The authors investigate how data that changes slowly over time can help certain tricky problems in sparse learning be solved more easily using gradient methods. They focus on Boolean k-juntas, which are hard to learn when samples are random and independent. By generating samples through a lazy random walk, the authors show that a simple two-layer neural network trained with a special method comparing changes between consecutive samples can learn efficiently with a sample size growing linearly with the input size. They also find that standard gradient methods using usual loss functions don't gain this benefit from the temporal correlations.

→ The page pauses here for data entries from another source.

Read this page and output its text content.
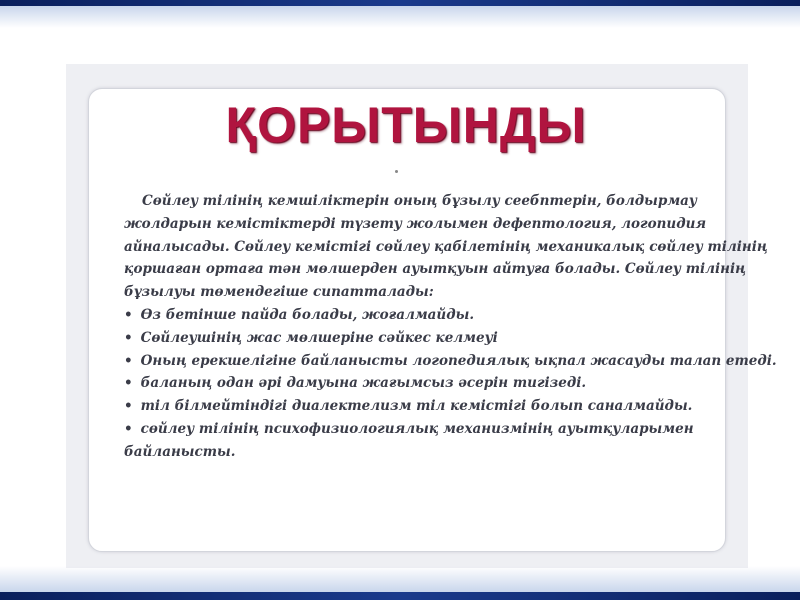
ҚОРЫТЫНДЫ
Сөйлеу тілінің кемшіліктерін оның бұзылу сеебптерін, болдырмау
жолдарын кемістіктерді түзету жолымен дефептология, логопидия
айналысады. Сөйлеу кемістігі сөйлеу қабілетінің механикалық сөйлеу тілінің
қоршаған ортаға тән мөлшерден ауытқуын айтуға болады. Сөйлеу тілінің
бұзылуы төмендегіше сипатталады:
• Өз бетінше пайда болады, жоғалмайды.
• Сөйлеушінің жас мөлшеріне сәйкес келмеуі
• Оның ерекшелігіне байланысты логопедиялық ықпал жасауды талап етеді.
• баланың одан әрі дамуына жағымсыз әсерін тигізеді.
• тіл білмейтіндігі диалектелизм тіл кемістігі болып саналмайды.
• сөйлеу тілінің психофизиологиялық механизмінің ауытқуларымен
байланысты.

Boolean k-juntasparse learninggradient-based methodslazy random walkhypercubetwo-layer ReLU networkstochastic gradient descent (SGD)temporal-difference losssample complexityconvex loss functions
Authors
Elisabetta Cornacchia, Dan Mikulincer, Elchanan Mossel
Abstract
We study how temporal correlations in the data can make certain sparse learning problems efficiently learnable by gradient-based methods. Our focus is on Boolean k-juntas, a canonical sparse learning problem known to pose barriers for gradient-based methods under independent uniform samples. We show that this picture changes when the samples are generated by a lazy random walk on the hypercube. In this setting, the temporal dependencies can be exploited by a two-layer ReLU network trained using stylized-SGD with a temporal-difference loss, which compares target and predicted increments across consecutive samples. For every fixed k, the resulting sample complexity is essentially linear in the ambient dimension d. By contrast, we show that for large-batch gradient methods using standard convex pointwise losses, temporal correlations do not provide the same advantage.